Historic: Manitoba CollegeThe Women’s Program, Manitoba College, 1920 – 1939
This material is excerpted from Training Deaconesses the Manitoba Way! Manitoba College’s Deaconess Training Program 1920 to 1939, by Sherri McConnell, 1998.
Winnipeg, Manitoba was home to a Deaconess training school. This made-in-Manitoba program began in 1920 through the Presbyterian Theological School, Manitoba College became a United Church program in 1925. The Women’s Department continued on until 1939, the year that Wesley College and Manitoba College officially merged into United College. At this time the Women’s Department disappears from historical documentation.
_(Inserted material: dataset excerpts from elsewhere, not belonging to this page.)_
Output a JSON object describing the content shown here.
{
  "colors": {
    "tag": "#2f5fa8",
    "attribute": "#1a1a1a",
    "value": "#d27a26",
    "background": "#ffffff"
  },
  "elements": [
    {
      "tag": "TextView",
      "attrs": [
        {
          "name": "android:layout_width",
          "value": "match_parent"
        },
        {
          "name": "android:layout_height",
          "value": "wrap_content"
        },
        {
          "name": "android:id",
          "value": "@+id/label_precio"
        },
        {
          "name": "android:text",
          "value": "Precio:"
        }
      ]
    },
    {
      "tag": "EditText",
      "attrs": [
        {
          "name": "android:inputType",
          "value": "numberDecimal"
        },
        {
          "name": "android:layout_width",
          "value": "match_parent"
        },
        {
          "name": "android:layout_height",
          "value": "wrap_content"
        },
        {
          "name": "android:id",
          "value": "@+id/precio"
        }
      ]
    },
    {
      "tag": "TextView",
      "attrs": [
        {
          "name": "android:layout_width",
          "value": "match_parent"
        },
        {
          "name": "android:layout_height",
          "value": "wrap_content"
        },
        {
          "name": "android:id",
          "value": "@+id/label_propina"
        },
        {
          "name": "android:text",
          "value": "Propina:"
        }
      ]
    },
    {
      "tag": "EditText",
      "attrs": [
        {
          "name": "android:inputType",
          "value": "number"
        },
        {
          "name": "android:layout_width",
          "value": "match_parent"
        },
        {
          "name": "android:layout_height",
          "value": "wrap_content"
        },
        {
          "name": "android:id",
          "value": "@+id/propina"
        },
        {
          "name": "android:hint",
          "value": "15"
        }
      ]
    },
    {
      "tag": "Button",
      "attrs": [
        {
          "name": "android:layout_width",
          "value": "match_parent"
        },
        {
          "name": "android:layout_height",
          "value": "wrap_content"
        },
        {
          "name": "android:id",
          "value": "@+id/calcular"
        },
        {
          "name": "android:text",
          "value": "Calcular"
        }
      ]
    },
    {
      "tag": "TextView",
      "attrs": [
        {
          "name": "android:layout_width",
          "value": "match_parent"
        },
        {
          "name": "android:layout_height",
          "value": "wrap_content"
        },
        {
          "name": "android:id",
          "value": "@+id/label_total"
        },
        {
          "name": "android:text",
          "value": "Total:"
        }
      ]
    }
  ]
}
In 1908, the Thirty-fourth General Assembly of the Presbyterian Church in Canada gathered in Winnipeg. After hearing the report from the Committee on an Order of Deaconesses, the court voted on and subsequently established a Deaconess Order. Ewart Missionary Training Home, in Toronto, had been established in 1897 under the auspices of the Women’s Foreign Missionary Society to train women missionaries. With the new Order in place, the curriculum expanded to fit the needs of students training for Christian service in any sphere of the Presbyterian Church.
But Toronto was a long way from the west, although the reasons for establishing the program are not clear. Manitoba College was incorporated in 1874 as part of the Home Missions work the Presbyterian Church undertook in the decade following the 1869-1870 Riel Rebellion. From the early 1890s Manitoba College worked cooperatively with the Methodist Wesley College. In order to prevent duplication of services and in the spirit of ecumenical co-operation, Manitoba College stopped teaching arts to focus solely on Theology, and Wesley College shifted to primarily Arts in 1914.The interest of Principal John McKay in the deaconess movement is likely a factor in providing a School of Training for lay workers and Deaconesses, “with a view to preparation for church work of a practical kind”. (1918-1919 Calendar) By 1920-1921, the program was the “Women’s Department – for the training of women as home and foreign missionaries, social service workers, Deaconesses and church secretaries”.
The program was a two year course of six months each. In terms of curriculum, the Women’s course followed the same basic framework as the Theology course. Parallel courses included: the Bible – Old Testament and New Testament, Religious Education, Church History, Vocal Interpretation of the Bible, and Mission Studies. There were classes for Christian Doctrine, Social Service, Physical Culture, Medicine and Surgery Personal Work, and Stenography and Typewriting (optional). The women did not get any training in preaching or church polity.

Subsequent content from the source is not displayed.